Il 16 ottobre a Roma è durato nove mesi. È cominciato l’8 settembre, è emerso con l’inganno del 26 settembre, ed è continuato fino alla vigilia della liberazione il 4 di giugno dell’anno dopo. Meno di un mese dopo la prima deportazione degli ebrei romani, il 14 novembre, il Manifesto del Partito repubblicano fascista della Repubblica sociale italiana (i predecessori di quel Movimento sociale italiano da cui trae origine la destra attualmente al governo in Italia) proclamava che «Gli appartenenti alla razza ebraica sono stranieri. Durante questa guerra appartengono a nazionalità nemica».
Il 16 ottobre hanno agito i nazisti tedeschi; nei mesi seguenti, sono stati delatori, spie, agenti repubblichini italiani. Erano italiani quelli che nei giorni di Pesach denunciarono ai nazisti la famiglia di Piero Terracina. Immagino che, come i loro seguaci di oggi, si considerassero patrioti, orgogliosi di aver scovato questi nemici stranieri annidati nel cuore della patria.

RITORNIAMO ALLA MEMORIA e alla presenza di quei giorni con alcuni frammenti delle registrazioni conservate nell’archivio sonoro del Circolo Gianni Bosio presso la Casa della Memoria e della Storia di Roma. Sono state messe insieme per un podcast presentato in occasione della Giornata della memoria, il 27 gennaio scorso e rimasto inedito; saranno riascoltate il 17 ottobre in un evento incluso fra le iniziative del Comune di Roma per l’ottantesimo anniversario. Alcune delle voci sono quelle di testimoni storici, come Settimia Spizzichino e Piero Terracina; altre le abbiamo ascoltate di meno ma non sono meno eloquenti. Insieme fra loro, e insieme a tante altre – e insieme al silenzio di chi non è tornato – si uniscono nel costruire un mosaico della memoria di quella tragedia che non è finita.
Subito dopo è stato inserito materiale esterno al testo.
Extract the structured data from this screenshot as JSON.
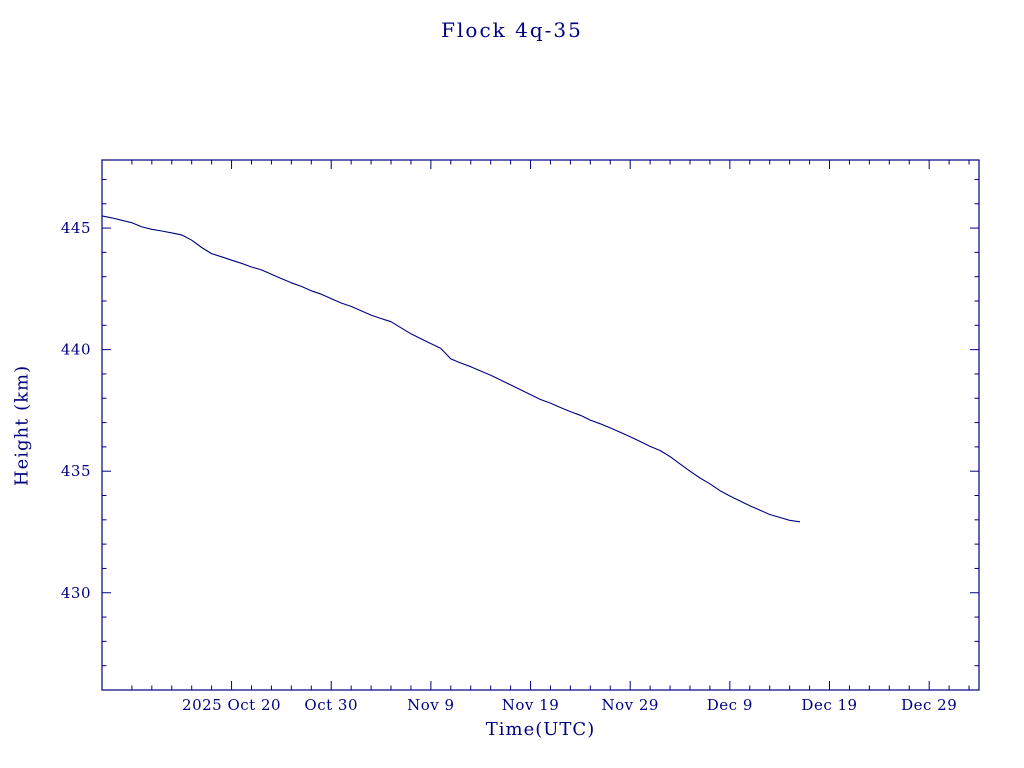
{
  "title": "Flock 4q-35",
  "colors": {
    "accent": "#000080",
    "background": "#ffffff"
  },
  "chart_data": {
    "type": "line",
    "title": "Flock 4q-35",
    "xlabel": "Time(UTC)",
    "ylabel": "Height (km)",
    "grid": false,
    "legend": "none",
    "line_color": "#000080",
    "xlim": [
      0,
      88
    ],
    "ylim": [
      426.0,
      447.8
    ],
    "x_minor_step": 2,
    "y_minor_step": 1,
    "x_ticks": [
      {
        "pos": 13,
        "label": "2025 Oct 20"
      },
      {
        "pos": 23,
        "label": "Oct 30"
      },
      {
        "pos": 33,
        "label": "Nov 9"
      },
      {
        "pos": 43,
        "label": "Nov 19"
      },
      {
        "pos": 53,
        "label": "Nov 29"
      },
      {
        "pos": 63,
        "label": "Dec 9"
      },
      {
        "pos": 73,
        "label": "Dec 19"
      },
      {
        "pos": 83,
        "label": "Dec 29"
      }
    ],
    "y_ticks": [
      {
        "pos": 430,
        "label": "430"
      },
      {
        "pos": 435,
        "label": "435"
      },
      {
        "pos": 440,
        "label": "440"
      },
      {
        "pos": 445,
        "label": "445"
      }
    ],
    "series": [
      {
        "name": "Height",
        "points": [
          [
            0,
            445.5
          ],
          [
            1,
            445.42
          ],
          [
            2,
            445.32
          ],
          [
            3,
            445.22
          ],
          [
            4,
            445.05
          ],
          [
            5,
            444.95
          ],
          [
            6,
            444.88
          ],
          [
            7,
            444.8
          ],
          [
            8,
            444.72
          ],
          [
            9,
            444.5
          ],
          [
            10,
            444.2
          ],
          [
            11,
            443.95
          ],
          [
            12,
            443.82
          ],
          [
            13,
            443.68
          ],
          [
            14,
            443.55
          ],
          [
            15,
            443.4
          ],
          [
            16,
            443.28
          ],
          [
            17,
            443.1
          ],
          [
            18,
            442.92
          ],
          [
            19,
            442.75
          ],
          [
            20,
            442.6
          ],
          [
            21,
            442.42
          ],
          [
            22,
            442.28
          ],
          [
            23,
            442.1
          ],
          [
            24,
            441.92
          ],
          [
            25,
            441.78
          ],
          [
            26,
            441.6
          ],
          [
            27,
            441.42
          ],
          [
            28,
            441.28
          ],
          [
            29,
            441.15
          ],
          [
            30,
            440.9
          ],
          [
            31,
            440.65
          ],
          [
            32,
            440.45
          ],
          [
            33,
            440.25
          ],
          [
            34,
            440.05
          ],
          [
            35,
            439.62
          ],
          [
            36,
            439.45
          ],
          [
            37,
            439.3
          ],
          [
            38,
            439.12
          ],
          [
            39,
            438.95
          ],
          [
            40,
            438.75
          ],
          [
            41,
            438.55
          ],
          [
            42,
            438.35
          ],
          [
            43,
            438.15
          ],
          [
            44,
            437.95
          ],
          [
            45,
            437.8
          ],
          [
            46,
            437.62
          ],
          [
            47,
            437.45
          ],
          [
            48,
            437.3
          ],
          [
            49,
            437.1
          ],
          [
            50,
            436.95
          ],
          [
            51,
            436.78
          ],
          [
            52,
            436.6
          ],
          [
            53,
            436.42
          ],
          [
            54,
            436.22
          ],
          [
            55,
            436.02
          ],
          [
            56,
            435.85
          ],
          [
            57,
            435.6
          ],
          [
            58,
            435.3
          ],
          [
            59,
            435.0
          ],
          [
            60,
            434.72
          ],
          [
            61,
            434.48
          ],
          [
            62,
            434.2
          ],
          [
            63,
            433.98
          ],
          [
            64,
            433.78
          ],
          [
            65,
            433.58
          ],
          [
            66,
            433.4
          ],
          [
            67,
            433.22
          ],
          [
            68,
            433.1
          ],
          [
            69,
            432.98
          ],
          [
            70,
            432.92
          ]
        ]
      }
    ]
  }
}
Parlo di mosaico (tra l’altro, una parola al cui doppio significato ci ha richiamato tempo fa Stefano Levi Della Torre) perché questi racconti sono al tempo stesso memorie dolorosamente personali («io e la mia famiglia siamo stati presi») e tessere di una memoria e una narrazione condivise. Una tragedia collettiva è fatta di tante tragedie personali, tutte insieme e ognuna diversa, parallele ma distinte. Anche in questi giorni siamo tempestati dai numeri delle vittime. Ma i numeri ingannano, perché lasciano credere che le vittime si possano sommare le une alle altre. E invece non è vero, ciascuna, una per una, è un infinito. E questa è un’altra ragione per cui questi racconti, come in un mosaico, si accostano per formare una figura collettiva ma non si fondono fra loro.
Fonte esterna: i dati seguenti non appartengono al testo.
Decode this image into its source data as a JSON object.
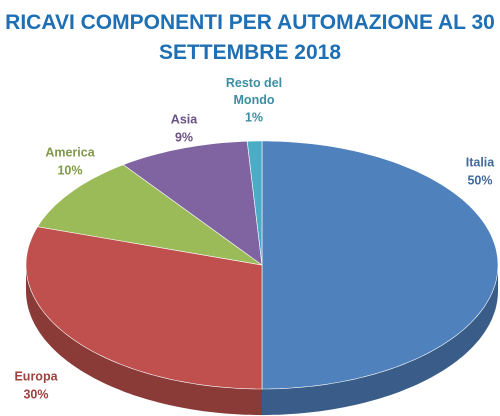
{
  "chart_data": {
    "type": "pie",
    "title": "RICAVI COMPONENTI PER AUTOMAZIONE AL 30 SETTEMBRE 2018",
    "categories": [
      "Italia",
      "Europa",
      "America",
      "Asia",
      "Resto del Mondo"
    ],
    "values": [
      50,
      30,
      10,
      9,
      1
    ],
    "value_labels": [
      "50%",
      "30%",
      "10%",
      "9%",
      "1%"
    ],
    "colors": [
      "#4f81bd",
      "#c0504d",
      "#9bbb59",
      "#8064a2",
      "#4bacc6"
    ]
  }
}
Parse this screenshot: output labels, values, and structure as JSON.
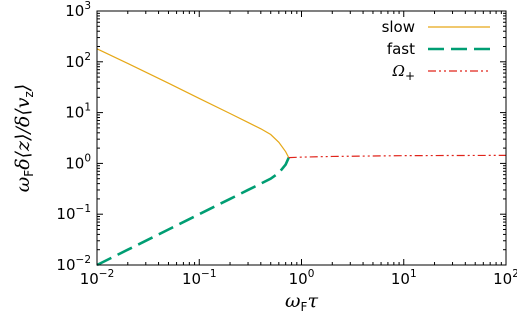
{
  "chart_data": {
    "type": "line",
    "xscale": "log",
    "yscale": "log",
    "xlim": [
      0.01,
      100
    ],
    "ylim": [
      0.01,
      1000
    ],
    "x_ticks": [
      {
        "base": "10",
        "exp": "−2",
        "value": 0.01
      },
      {
        "base": "10",
        "exp": "−1",
        "value": 0.1
      },
      {
        "base": "10",
        "exp": "0",
        "value": 1
      },
      {
        "base": "10",
        "exp": "1",
        "value": 10
      },
      {
        "base": "10",
        "exp": "2",
        "value": 100
      }
    ],
    "y_ticks": [
      {
        "base": "10",
        "exp": "−2",
        "value": 0.01
      },
      {
        "base": "10",
        "exp": "−1",
        "value": 0.1
      },
      {
        "base": "10",
        "exp": "0",
        "value": 1
      },
      {
        "base": "10",
        "exp": "1",
        "value": 10
      },
      {
        "base": "10",
        "exp": "2",
        "value": 100
      },
      {
        "base": "10",
        "exp": "3",
        "value": 1000
      }
    ],
    "xlabel": {
      "main": "ω",
      "sub": "F",
      "rest": "τ"
    },
    "ylabel": {
      "main": "ω",
      "sub": "F",
      "rest": "δ⟨z⟩/δ⟨v",
      "sub2": "z",
      "end": "⟩"
    },
    "legend_position": "top-right",
    "grid": false,
    "series": [
      {
        "name": "slow",
        "color": "#e6a817",
        "style": "solid",
        "points": [
          [
            0.01,
            180
          ],
          [
            0.02,
            93
          ],
          [
            0.05,
            38
          ],
          [
            0.1,
            19
          ],
          [
            0.2,
            9.6
          ],
          [
            0.3,
            6.4
          ],
          [
            0.4,
            4.8
          ],
          [
            0.5,
            3.7
          ],
          [
            0.6,
            2.6
          ],
          [
            0.7,
            1.7
          ],
          [
            0.75,
            1.3
          ]
        ]
      },
      {
        "name": "fast",
        "color": "#009e73",
        "style": "dashed",
        "points": [
          [
            0.01,
            0.01
          ],
          [
            0.02,
            0.02
          ],
          [
            0.05,
            0.05
          ],
          [
            0.1,
            0.1
          ],
          [
            0.2,
            0.2
          ],
          [
            0.3,
            0.3
          ],
          [
            0.4,
            0.4
          ],
          [
            0.5,
            0.5
          ],
          [
            0.6,
            0.65
          ],
          [
            0.7,
            0.95
          ],
          [
            0.75,
            1.3
          ]
        ]
      },
      {
        "name": "Ω",
        "name_sub": "+",
        "color": "#e0241b",
        "style": "dashdotdot",
        "points": [
          [
            0.75,
            1.3
          ],
          [
            1,
            1.33
          ],
          [
            2,
            1.37
          ],
          [
            5,
            1.4
          ],
          [
            10,
            1.42
          ],
          [
            30,
            1.43
          ],
          [
            100,
            1.44
          ]
        ]
      }
    ]
  }
}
Anche per questo, questi racconti sono diversi: non sono frutto di «interviste» (scambi di domande e risposte, dialoghi fra narratore e narratario) ma esperienze di ascolto. Davanti a Settimia Spizzichino o Piero Terracina, io ho potuto solo ascoltare – non passivamente ma lasciando che quelle parole entrassero in me e mi facessero diverso da come ero prima di averle sentite.

PER QUESTO, mi sembra che infine la figura portante di questi racconti sia proprio il silenzio. Non solo il mio silenzio coinvolto di ascoltatore. Il silenzio delle strade e del quartiere in cui risuonano gli scarponi degli assassini, nel racconto di Settimia Spizzichino. Una pausa di silenzio che a me sembrò interminabile nelle parole di Piero Terracina, fra l’ammonimento del padre («non perdete mai la dignità») e la sua sconsolata risposta («Questo, poi, non fu possibile»), e di nuovo un silenzio mio – non avere il cinismo di chiedergli «in che senso? Che è successo?», ma accogliere quel dolore, e lasciare che risuonasse nel silenzio inviolato dell’indicibile.

Suoni del silenzio, dicevano Simon & Garfunkel. Cose indicibili non dette, dice Toni Morrison. Ecco, di questo si tratta: trovare il modo di dire l’indicibile, far risuonare il silenzio all’interno di ciascuno di noi. Il 16 ottobre del 1944, e del 2023, è anche questo.